Sadly that idea that kids can be inspired by heroes to become heroes was lost not only on DiDio and Johns but on Danny Bilson and Paul De Meo, the creators of the 1990s series that used Barry even though he was dead and Wally was the comics’ Flash at the time. In the CBS series Barry is given a brother not from the comics who is killed off in the pilot while Barry, part of a family of cops but choosing the science lab to the annoying (to me) disappointment of his father, is given superspeed. This is the incident that drives Barry to become the superhero Flash. The comics were no better thanks to Flashpoint. Not believing a happy reason was enough, Johns decided to kill Barry’s mom and have his father framed for the murder. (It was actually a Flash villain named Professor Zoom…let’s not even try to go into that.) It was not being able to catch the police car that took his daddy away that made him interested in speed, but he became a forensic scientist in the hopes of clearing his father or at least making sure they got the right person in the future.
In turn, Wally was inspired by tales of the Flash to want to be a good person, especially after finding out his Uncle Barry was the Flash and gaining the same powers when Barry was trying to figure out how he got his powers and Wally was caught in the experiment. These were heroes inspiring heroes, and in turn inspiring the next generation of heroes. This is a good thing.
Even Superman inspired other heroes, though Connor Kent’s Superboy needed to learn being a hero was more than showing off and playing with hot girls. John Irons was someone who had lost faith in the world because he designed weapons before learning his boss was a bad guy. However, John still saved the life of one of his co-workers in his new job on a construction site at the risk of his own, In turn he was saved by Superman, who inspired him to become a better person and when Doomsday seemingly killed Superman for good (he got better), became a superhero by designing his own battlearmor originally in Superman’s image as Man Of Steel and later forming his own identity as Steel. In Superman: The Animated Series they sped things up a bit by having Irons work for Luthor and it was a speech by Superman that inspired him to quit Lexcorp and later design his own suit of armor.
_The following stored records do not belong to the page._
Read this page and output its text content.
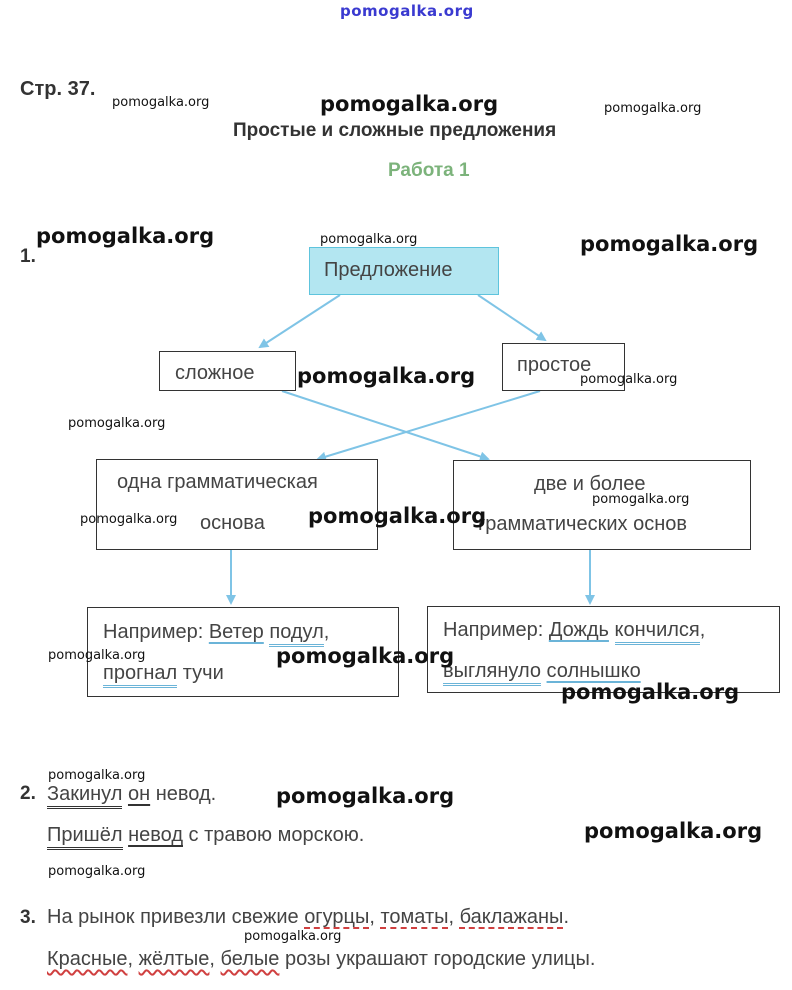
pomogalka.org
Стр. 37.
pomogalka.org	pomogalka.org	pomogalka.org
Простые и сложные предложения
Работа 1
1.
pomogalka.org	pomogalka.org	pomogalka.org
Предложение
сложное	простое
pomogalka.org	pomogalka.org
pomogalka.org
одна грамматическая
основа
две и более
грамматических основ
pomogalka.org	pomogalka.org
pomogalka.org
Например: Ветер подул,
прогнал тучи
Например: Дождь кончился,
выглянуло солнышко
pomogalka.org	pomogalka.org
pomogalka.org
pomogalka.org
2. Закинул он невод.	pomogalka.org
Пришёл невод с травою морскою.	pomogalka.org
pomogalka.org
3. На рынок привезли свежие огурцы, томаты, баклажаны.
pomogalka.org
Красные, жёлтые, белые розы украшают городские улицы.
How many people in turn were inspired by Steel besides his niece Natasha who now wear the identity as John retired from direct superheroing?
Even Marvel knows this, or knew it. Every version of Captain America, even the versions that get the origin wrong, knows that Captain America is someone who wanted to serve his country to the point of taking part in a potentially dangerous experiment, and immediately did all he could for his country, his fellow fighters in World War II, and other innocent people whether fighting the Axis powers, mad scientists, or supervillains. His first thought is to do what’s right (except in the Ultimate universe because everyone who wasn’t Spider-Man was basically a horrible person) and that in turned inspired others to want to be like him.
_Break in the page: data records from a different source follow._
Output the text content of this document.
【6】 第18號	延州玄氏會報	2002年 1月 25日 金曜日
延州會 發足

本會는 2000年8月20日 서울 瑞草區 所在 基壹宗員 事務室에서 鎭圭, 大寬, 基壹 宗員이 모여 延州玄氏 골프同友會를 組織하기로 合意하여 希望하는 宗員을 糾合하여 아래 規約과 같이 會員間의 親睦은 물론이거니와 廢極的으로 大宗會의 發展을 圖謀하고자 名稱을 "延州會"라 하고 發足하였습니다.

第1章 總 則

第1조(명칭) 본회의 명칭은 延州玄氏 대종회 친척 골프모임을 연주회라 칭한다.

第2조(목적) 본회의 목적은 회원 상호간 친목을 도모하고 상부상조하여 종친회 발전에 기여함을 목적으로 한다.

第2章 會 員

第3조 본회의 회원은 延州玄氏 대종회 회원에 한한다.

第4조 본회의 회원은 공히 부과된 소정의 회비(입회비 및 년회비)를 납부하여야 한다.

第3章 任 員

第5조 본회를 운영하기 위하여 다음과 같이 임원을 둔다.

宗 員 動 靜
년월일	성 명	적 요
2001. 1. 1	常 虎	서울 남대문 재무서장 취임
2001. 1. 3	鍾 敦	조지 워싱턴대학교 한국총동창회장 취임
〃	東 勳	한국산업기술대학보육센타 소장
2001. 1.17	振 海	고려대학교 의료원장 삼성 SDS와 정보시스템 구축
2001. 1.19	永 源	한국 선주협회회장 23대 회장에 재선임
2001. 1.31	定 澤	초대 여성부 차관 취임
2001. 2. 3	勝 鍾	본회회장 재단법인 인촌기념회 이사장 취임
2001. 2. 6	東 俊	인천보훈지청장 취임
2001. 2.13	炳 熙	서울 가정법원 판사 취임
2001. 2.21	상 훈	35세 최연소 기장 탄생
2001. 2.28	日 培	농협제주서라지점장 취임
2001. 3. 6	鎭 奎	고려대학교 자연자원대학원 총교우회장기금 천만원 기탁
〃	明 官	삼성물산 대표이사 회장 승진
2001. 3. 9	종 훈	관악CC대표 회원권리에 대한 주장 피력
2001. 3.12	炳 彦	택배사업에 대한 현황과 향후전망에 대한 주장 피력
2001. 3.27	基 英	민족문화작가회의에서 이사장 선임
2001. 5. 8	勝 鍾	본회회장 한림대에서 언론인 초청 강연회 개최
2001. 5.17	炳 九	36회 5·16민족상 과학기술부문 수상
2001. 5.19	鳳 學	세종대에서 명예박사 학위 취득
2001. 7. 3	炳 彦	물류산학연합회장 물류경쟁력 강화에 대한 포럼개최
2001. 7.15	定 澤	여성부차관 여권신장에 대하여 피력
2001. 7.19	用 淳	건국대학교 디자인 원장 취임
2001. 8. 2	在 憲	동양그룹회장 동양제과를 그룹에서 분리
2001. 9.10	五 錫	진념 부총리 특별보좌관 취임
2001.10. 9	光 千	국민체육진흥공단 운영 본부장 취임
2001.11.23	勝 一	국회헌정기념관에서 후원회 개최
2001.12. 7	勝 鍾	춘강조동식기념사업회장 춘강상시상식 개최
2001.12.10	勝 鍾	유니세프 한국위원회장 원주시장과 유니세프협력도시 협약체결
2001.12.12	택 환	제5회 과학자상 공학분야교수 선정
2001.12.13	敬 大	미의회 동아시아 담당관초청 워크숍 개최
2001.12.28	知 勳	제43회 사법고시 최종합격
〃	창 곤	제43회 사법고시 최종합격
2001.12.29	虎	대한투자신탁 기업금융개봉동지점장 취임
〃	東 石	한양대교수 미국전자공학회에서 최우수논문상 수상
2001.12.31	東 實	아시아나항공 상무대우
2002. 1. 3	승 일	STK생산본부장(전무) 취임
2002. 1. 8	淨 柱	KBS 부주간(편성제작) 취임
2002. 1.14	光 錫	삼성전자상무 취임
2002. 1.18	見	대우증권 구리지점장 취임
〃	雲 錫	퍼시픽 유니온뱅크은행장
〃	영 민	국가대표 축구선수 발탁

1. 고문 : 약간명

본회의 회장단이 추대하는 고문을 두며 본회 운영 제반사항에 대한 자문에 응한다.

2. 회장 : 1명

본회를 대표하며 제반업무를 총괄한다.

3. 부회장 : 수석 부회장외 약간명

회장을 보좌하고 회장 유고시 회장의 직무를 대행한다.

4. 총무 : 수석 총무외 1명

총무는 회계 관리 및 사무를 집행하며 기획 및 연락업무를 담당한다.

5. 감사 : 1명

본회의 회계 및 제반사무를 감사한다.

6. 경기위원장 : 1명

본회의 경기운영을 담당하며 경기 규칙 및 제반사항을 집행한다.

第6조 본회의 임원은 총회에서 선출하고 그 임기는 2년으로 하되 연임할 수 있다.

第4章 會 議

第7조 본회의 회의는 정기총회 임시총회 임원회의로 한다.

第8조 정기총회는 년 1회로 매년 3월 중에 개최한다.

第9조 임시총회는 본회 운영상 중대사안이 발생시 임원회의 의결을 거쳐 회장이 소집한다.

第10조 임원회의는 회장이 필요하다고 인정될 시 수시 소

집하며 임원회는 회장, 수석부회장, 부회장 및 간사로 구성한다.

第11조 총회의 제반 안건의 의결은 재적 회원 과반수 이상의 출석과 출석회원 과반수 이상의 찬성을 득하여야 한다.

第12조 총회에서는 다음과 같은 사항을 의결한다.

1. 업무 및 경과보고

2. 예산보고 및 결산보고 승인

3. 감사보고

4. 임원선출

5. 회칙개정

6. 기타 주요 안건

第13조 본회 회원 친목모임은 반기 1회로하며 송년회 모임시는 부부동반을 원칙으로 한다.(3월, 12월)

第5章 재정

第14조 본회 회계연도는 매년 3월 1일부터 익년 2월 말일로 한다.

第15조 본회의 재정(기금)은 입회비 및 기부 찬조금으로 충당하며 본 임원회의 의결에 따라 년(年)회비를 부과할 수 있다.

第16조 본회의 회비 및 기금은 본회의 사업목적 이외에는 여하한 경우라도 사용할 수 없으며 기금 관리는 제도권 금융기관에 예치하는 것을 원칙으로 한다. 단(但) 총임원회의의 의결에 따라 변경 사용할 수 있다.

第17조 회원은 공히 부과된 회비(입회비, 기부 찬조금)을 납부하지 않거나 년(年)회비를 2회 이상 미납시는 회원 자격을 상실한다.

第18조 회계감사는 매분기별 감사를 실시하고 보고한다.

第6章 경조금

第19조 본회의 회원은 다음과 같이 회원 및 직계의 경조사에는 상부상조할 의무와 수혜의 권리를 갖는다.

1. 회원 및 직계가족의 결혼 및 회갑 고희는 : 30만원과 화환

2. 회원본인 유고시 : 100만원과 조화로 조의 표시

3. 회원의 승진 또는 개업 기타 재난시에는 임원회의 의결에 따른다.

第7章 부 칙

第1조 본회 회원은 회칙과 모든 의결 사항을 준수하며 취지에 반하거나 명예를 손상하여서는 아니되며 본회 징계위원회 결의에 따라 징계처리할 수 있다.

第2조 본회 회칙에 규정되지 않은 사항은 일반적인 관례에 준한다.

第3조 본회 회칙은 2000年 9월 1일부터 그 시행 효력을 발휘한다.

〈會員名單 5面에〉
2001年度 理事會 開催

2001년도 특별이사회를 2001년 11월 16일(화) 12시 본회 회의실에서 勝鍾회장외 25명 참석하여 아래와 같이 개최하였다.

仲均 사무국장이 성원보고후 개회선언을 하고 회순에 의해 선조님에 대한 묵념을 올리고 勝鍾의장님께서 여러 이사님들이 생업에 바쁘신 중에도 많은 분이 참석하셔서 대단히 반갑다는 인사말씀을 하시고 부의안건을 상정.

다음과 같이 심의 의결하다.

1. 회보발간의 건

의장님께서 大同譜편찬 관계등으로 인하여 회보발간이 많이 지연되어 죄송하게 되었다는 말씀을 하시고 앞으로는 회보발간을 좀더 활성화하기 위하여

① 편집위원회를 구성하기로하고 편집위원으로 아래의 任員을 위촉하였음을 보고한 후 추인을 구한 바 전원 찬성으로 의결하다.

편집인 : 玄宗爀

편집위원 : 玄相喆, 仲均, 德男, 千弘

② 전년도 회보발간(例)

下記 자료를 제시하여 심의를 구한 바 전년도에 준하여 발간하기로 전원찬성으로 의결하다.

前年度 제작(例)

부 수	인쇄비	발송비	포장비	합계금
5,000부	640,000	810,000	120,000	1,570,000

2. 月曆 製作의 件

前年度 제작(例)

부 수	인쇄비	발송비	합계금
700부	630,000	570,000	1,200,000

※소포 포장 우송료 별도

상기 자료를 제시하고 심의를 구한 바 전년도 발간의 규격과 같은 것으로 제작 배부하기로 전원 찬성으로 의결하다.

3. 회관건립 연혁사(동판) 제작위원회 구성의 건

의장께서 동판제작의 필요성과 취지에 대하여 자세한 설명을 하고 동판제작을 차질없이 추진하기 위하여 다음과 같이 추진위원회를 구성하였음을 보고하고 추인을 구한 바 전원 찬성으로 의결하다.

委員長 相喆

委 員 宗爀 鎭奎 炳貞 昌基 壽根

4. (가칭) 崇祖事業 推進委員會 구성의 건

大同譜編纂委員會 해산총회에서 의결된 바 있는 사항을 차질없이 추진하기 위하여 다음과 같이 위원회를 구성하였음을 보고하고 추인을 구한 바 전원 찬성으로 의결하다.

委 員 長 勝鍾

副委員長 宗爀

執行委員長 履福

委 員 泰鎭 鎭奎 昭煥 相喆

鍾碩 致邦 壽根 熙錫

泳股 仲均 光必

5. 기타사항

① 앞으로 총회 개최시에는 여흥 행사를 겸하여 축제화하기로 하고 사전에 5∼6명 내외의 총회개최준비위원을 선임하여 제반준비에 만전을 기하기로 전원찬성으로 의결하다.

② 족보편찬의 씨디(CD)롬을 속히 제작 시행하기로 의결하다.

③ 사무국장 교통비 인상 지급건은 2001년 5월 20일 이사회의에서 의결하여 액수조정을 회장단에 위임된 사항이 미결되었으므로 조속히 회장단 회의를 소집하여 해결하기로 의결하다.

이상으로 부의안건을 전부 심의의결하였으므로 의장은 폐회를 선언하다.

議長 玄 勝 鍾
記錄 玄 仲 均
Even if they lost their way in some form their first response is to protect others do what is right, even if they don’t always know at first what that is. Like the song said, they never wondered what was right or wrong, though they would at worst be missing some information or wisdom to achieve what is good and right. Instead of discouraging that we should encourage more of those kinds of heroes? Not realistic? It’s fiction! Who says it has to be…and who says it isn’t? We’ve seen real-life heroes large and small who saw someone in trouble or knew someone was dangerous and took action because they’re good people. They gave to or take part in charity because they were raised to care about others and give back. If it was so easy for them, why not someone with greater powers fighting greater evils?
We don’t need less paragon characters, we need more/ While I don’t want other archetypes changed to the paragon, I don’t want the paragon to lose what makes them special. They exist for a reason and our world is worse off for their waning existence.